Troy, New York
Army National Guard
On the battlefield, success depends on accurate and timely intel. As an Army National Guard Intelligence Analyst, you will play a key role in the interpretation and exploitation of information gathered from or about the threat. Intelligence Analysts provide Guard personnel with information about enemy forces and potential battle areas, and use information derived from all intelligence disciplines to determine changes in enemy capabilities, vulnerabilities, and probable courses of action. You’ll gain Military Intelligence training, education, and a security clearance that could open doors to rewarding career opportunities with other intelligence agencies.
Specific duties of the Intelligence Analyst may include: preparing all-source intelligence products; providing Intelligence, Surveillance, and Reconnaissance (ISR) Synchronization support; processing incoming reports and messages; determining the significance and reliability of incoming information; establishing and maintaining systematic, cross-referencing intelligence records and files; integrating incoming information with current intelligence holdings; and preparing and maintaining enemy situational graphics.
* Preparing all-source intelligence products to support the combat commander
* Assessing the significance and reliability of incoming intelligence collection
* Establishing and maintaining systematic, cross-reference intelligence records and files
Some of the Skills You’ll Learn
* Critical thinking
* The ability to use sophisticated mapping tools, intelligence networks, and systems to identify the evolving threat on the battlefield
* Gather information utilizing premier digital and analytical tools to create products for the Commander
* Analytical thinking; gathering information, and understanding of relevancy
* Interest in reading maps and charts
More than any other branch of service, the Army National Guard offers a wide range of intelligence-related positions.
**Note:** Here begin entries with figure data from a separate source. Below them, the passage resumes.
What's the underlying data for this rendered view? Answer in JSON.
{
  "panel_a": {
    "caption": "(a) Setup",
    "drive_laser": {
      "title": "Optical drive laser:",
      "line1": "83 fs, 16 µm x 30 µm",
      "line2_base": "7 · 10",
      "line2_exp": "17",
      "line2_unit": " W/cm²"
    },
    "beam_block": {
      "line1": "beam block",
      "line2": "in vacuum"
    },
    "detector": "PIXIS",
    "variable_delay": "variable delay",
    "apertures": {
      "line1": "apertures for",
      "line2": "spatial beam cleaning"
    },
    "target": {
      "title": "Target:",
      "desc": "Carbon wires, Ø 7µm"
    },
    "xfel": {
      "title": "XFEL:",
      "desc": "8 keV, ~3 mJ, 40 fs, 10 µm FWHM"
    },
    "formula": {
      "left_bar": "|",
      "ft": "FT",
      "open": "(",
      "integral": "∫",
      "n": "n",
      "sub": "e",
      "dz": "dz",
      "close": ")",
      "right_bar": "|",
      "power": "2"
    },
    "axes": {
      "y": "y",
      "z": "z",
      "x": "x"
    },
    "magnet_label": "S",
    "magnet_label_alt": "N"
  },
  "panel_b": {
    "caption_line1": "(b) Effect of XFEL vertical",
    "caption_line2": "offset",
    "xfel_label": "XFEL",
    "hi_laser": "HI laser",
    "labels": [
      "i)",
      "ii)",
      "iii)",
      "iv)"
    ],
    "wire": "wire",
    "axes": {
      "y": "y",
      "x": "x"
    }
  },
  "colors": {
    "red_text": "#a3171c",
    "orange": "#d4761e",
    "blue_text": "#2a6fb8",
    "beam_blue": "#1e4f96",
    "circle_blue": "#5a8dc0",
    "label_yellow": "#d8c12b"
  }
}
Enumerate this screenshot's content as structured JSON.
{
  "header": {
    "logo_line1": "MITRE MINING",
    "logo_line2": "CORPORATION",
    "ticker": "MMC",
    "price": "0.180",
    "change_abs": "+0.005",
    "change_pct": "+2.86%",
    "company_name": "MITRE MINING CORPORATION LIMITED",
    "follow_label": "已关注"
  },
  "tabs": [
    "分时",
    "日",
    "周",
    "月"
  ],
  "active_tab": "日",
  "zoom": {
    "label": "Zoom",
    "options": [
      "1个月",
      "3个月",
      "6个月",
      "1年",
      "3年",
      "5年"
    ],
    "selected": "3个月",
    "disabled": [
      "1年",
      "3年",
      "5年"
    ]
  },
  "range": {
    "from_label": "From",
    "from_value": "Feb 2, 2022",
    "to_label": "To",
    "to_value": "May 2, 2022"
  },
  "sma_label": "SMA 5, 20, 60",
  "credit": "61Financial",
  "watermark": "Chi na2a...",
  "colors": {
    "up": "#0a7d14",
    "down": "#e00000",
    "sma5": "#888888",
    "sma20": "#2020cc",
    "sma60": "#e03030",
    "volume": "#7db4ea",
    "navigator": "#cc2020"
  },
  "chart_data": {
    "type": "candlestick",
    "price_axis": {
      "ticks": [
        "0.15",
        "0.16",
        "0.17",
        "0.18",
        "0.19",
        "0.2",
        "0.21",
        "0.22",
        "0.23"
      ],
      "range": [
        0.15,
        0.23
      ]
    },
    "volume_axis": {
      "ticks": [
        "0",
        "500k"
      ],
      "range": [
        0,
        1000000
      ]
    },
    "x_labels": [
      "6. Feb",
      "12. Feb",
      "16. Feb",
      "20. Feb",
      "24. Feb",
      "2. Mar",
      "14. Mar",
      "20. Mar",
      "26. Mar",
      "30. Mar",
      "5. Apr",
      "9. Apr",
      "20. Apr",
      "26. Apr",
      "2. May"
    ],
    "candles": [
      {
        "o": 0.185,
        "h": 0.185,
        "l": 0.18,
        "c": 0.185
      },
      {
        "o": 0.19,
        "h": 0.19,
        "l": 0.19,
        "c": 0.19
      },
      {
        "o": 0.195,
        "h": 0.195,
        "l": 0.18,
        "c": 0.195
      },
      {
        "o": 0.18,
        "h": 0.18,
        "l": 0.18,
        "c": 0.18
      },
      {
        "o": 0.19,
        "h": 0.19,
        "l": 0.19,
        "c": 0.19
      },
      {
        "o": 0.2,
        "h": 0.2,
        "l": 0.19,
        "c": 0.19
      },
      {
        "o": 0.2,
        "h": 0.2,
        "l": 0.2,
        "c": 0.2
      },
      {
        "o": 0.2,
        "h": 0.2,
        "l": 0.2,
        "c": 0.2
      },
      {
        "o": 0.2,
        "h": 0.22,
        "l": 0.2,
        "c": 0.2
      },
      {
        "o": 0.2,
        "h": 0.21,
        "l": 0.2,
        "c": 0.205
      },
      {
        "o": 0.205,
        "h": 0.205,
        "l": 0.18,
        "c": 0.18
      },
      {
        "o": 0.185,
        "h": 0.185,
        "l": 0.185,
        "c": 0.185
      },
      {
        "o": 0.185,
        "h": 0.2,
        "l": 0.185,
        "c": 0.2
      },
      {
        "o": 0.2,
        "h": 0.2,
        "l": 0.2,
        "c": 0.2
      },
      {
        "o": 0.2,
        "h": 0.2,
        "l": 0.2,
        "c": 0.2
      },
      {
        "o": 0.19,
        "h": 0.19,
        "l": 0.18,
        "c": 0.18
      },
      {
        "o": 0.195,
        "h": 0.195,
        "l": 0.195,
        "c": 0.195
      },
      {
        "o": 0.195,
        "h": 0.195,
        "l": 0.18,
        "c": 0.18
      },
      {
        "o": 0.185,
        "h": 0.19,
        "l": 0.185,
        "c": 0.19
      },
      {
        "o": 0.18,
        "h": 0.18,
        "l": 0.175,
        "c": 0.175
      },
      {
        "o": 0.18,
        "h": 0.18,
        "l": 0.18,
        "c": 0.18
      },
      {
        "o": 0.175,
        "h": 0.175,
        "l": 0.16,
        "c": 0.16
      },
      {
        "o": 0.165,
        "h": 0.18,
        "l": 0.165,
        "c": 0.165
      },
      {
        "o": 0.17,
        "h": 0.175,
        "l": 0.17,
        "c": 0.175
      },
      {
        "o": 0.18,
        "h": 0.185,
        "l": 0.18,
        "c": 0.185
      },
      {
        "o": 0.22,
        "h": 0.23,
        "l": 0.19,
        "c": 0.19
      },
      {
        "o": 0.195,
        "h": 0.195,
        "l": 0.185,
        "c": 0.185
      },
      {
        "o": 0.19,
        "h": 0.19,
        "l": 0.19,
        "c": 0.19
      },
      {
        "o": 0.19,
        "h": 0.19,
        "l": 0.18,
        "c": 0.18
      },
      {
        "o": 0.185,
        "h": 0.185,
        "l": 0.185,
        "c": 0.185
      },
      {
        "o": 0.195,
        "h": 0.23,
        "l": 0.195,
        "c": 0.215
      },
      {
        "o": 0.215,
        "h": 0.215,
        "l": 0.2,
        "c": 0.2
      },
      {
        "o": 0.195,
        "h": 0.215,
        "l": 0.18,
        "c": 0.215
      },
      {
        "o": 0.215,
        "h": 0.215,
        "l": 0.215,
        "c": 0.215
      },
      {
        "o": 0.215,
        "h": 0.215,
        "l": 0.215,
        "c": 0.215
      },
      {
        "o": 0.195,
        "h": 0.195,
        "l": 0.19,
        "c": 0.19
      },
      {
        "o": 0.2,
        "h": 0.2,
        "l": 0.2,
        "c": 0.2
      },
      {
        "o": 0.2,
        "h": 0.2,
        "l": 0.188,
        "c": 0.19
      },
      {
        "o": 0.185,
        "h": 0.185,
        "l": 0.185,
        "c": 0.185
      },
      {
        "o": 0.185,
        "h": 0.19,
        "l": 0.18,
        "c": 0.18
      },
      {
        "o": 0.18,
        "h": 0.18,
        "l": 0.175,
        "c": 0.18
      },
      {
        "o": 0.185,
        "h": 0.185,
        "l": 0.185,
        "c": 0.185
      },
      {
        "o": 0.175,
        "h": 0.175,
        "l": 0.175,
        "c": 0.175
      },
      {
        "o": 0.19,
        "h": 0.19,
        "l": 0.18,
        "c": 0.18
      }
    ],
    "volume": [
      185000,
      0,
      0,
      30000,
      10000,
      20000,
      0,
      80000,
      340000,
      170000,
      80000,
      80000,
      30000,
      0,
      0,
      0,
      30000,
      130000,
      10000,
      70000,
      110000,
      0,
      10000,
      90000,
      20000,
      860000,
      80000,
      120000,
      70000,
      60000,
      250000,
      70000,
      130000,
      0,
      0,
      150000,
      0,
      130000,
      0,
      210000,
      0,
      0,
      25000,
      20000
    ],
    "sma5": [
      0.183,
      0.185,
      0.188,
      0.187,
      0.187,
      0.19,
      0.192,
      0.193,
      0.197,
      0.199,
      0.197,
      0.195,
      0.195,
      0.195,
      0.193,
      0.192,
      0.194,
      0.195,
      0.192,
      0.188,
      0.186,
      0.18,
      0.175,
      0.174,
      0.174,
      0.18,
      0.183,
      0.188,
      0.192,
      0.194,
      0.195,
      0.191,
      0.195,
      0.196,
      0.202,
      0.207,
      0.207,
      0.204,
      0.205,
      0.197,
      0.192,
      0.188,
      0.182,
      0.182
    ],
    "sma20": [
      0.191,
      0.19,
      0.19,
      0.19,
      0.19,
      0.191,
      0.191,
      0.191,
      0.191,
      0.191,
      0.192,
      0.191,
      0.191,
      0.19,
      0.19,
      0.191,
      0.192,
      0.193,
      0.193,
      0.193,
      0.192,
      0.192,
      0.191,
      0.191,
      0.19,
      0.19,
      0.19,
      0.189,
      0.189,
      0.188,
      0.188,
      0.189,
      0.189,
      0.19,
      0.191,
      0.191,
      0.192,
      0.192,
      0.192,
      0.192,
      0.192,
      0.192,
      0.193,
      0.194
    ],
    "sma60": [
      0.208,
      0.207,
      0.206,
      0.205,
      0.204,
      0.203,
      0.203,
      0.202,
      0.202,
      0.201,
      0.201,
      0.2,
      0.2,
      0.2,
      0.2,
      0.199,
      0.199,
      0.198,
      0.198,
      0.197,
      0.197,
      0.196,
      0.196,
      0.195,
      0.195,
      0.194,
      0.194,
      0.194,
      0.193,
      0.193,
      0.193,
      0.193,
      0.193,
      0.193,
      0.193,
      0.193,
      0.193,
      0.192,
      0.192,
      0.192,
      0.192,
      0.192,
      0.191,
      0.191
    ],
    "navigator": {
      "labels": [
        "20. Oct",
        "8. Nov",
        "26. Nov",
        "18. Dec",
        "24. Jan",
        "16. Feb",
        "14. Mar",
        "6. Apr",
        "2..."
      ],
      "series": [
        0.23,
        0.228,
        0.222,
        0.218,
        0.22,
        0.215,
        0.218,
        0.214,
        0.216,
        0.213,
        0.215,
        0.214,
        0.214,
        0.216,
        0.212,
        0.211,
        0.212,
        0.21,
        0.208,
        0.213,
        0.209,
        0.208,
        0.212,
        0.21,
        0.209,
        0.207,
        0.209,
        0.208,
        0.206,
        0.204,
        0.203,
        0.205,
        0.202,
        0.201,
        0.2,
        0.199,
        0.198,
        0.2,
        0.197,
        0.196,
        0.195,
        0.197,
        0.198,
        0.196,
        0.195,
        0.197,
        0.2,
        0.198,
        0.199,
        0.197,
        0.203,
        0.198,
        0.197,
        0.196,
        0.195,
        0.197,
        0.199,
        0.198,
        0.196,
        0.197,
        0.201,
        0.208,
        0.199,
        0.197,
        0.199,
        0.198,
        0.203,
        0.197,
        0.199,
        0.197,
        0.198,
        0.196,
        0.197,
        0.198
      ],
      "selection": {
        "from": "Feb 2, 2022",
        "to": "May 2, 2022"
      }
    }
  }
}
Through your training, you will develop skills and experience to create opportunities for a civilian career with federal agencies like the National Security Agency.
Earn While You Learn
Instead of paying to learn these skills, get paid to learn. In the Army National Guard, you will learn these valuable job skills while earning a regular paycheck and qualifying for tuition assistance and certifications. Job training for an Intelligence Analyst consists of 10 weeks of Basic Training, where you’ll learn basic Soldiering skills, and 13 weeks of Advanced Individual Training (AIT) and on-the-job instruction, including practice in intelligence gathering. You’ll learn in the classroom and gain experience in the field. Completion of your initial entry training in the Army National Guard could also lead to additional college credit.